In most pets we treat at day 1, day 3, day 7, then twice per week, and then every 1-4 weeks depending on response. At that point we treat monthly for 3 months.
For the typical dog it takes a total of 5-6 adjustments to make a cure, for the cat it takes 4-5. Some pets respond well initially, and seem to be symptom free after only several treatments. These pets are not cured yet, and should be treated until there are no more reads. Our goal is to affect a cure, and then treat only once every 3-6 months to maintain the cure. The Feline Hyperesthesia Syndrome can take up to one year to cure in some cases.
Every pet is an individual, so your exact treatment timetable might be modified by one of our doctors as treatment progresses.
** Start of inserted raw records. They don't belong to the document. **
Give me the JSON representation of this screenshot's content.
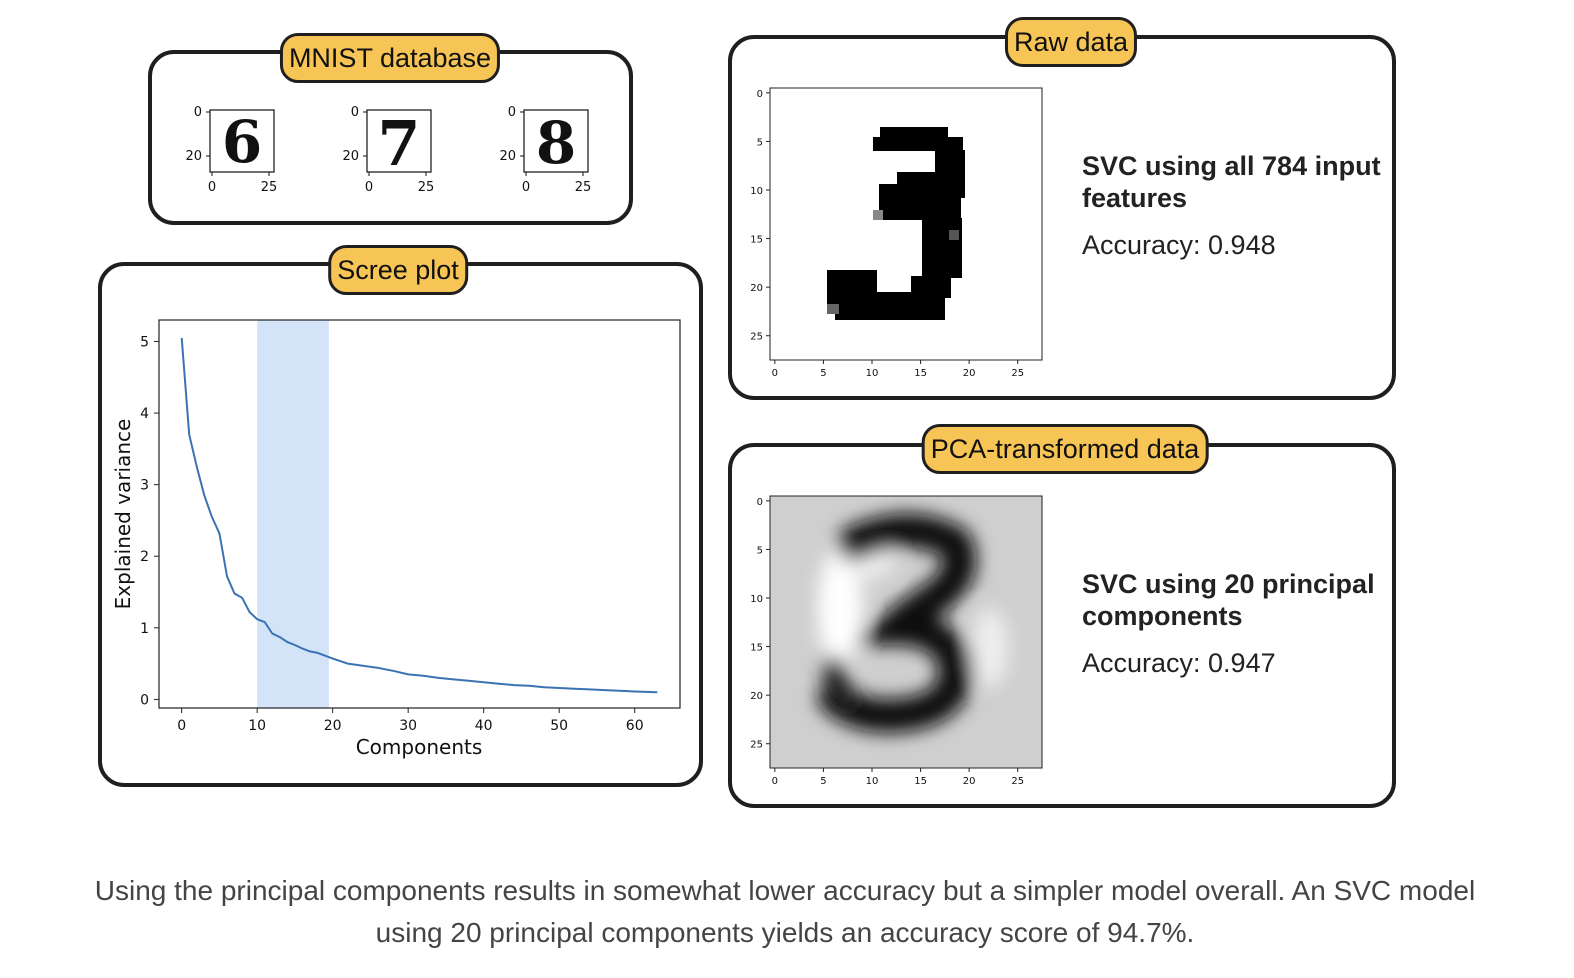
{
  "mnist": {
    "badge": "MNIST database",
    "digits": [
      {
        "glyph": "6",
        "y_ticks": [
          "0",
          "20"
        ],
        "x_ticks": [
          "0",
          "25"
        ]
      },
      {
        "glyph": "7",
        "y_ticks": [
          "0",
          "20"
        ],
        "x_ticks": [
          "0",
          "25"
        ]
      },
      {
        "glyph": "8",
        "y_ticks": [
          "0",
          "20"
        ],
        "x_ticks": [
          "0",
          "25"
        ]
      }
    ]
  },
  "scree": {
    "badge": "Scree plot",
    "chart_data": {
      "type": "line",
      "xlabel": "Components",
      "ylabel": "Explained variance",
      "xlim": [
        -3,
        66
      ],
      "ylim": [
        -0.12,
        5.3
      ],
      "x_ticks": [
        0,
        10,
        20,
        30,
        40,
        50,
        60
      ],
      "y_ticks": [
        0,
        1,
        2,
        3,
        4,
        5
      ],
      "highlight_range": [
        10,
        19.5
      ],
      "highlight_color": "#d3e3f8",
      "line_color": "#3b73b2",
      "series": [
        {
          "x": [
            0,
            1,
            2,
            3,
            4,
            5,
            6,
            7,
            8,
            9,
            10,
            11,
            12,
            13,
            14,
            15,
            16,
            17,
            18,
            19,
            20,
            22,
            24,
            26,
            28,
            30,
            32,
            34,
            36,
            38,
            40,
            42,
            44,
            46,
            48,
            50,
            52,
            54,
            56,
            58,
            60,
            63
          ],
          "values": [
            5.05,
            3.7,
            3.25,
            2.85,
            2.55,
            2.32,
            1.72,
            1.48,
            1.42,
            1.22,
            1.12,
            1.08,
            0.92,
            0.87,
            0.8,
            0.76,
            0.71,
            0.67,
            0.65,
            0.61,
            0.57,
            0.5,
            0.47,
            0.44,
            0.4,
            0.35,
            0.33,
            0.3,
            0.28,
            0.26,
            0.24,
            0.22,
            0.2,
            0.19,
            0.17,
            0.16,
            0.15,
            0.14,
            0.13,
            0.12,
            0.11,
            0.1
          ]
        }
      ]
    }
  },
  "raw": {
    "badge": "Raw data",
    "svc_title": "SVC using all 784 input features",
    "accuracy": "Accuracy: 0.948",
    "x_ticks": [
      "0",
      "5",
      "10",
      "15",
      "20",
      "25"
    ],
    "y_ticks": [
      "0",
      "5",
      "10",
      "15",
      "20",
      "25"
    ]
  },
  "pca": {
    "badge": "PCA-transformed data",
    "svc_title": "SVC using 20 principal components",
    "accuracy": "Accuracy: 0.947",
    "x_ticks": [
      "0",
      "5",
      "10",
      "15",
      "20",
      "25"
    ],
    "y_ticks": [
      "0",
      "5",
      "10",
      "15",
      "20",
      "25"
    ]
  },
  "caption": "Using the principal components results in somewhat lower accuracy but a simpler model overall. An SVC model using 20 principal components yields an accuracy score of 94.7%."
}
It is important not to let your pet jump into the car or from the front seat to back seat on the way home from our office. This can cause an adjustment to fall out of place.
VNA is not effective if your pet has a nutritional problem. This problem needs to be corrected to prevent an inadequate response to treatment.
Hypothyroidism can interfere with treatment. If your dog has this problem it needs to be supplemented with thyroid hormone. In many cases treating this problem with VNA can affect a cure down the road.
Hyperthyroidism also poses a problem, and needs to be treated if present. VNA therapy might also affect a cure for this problem.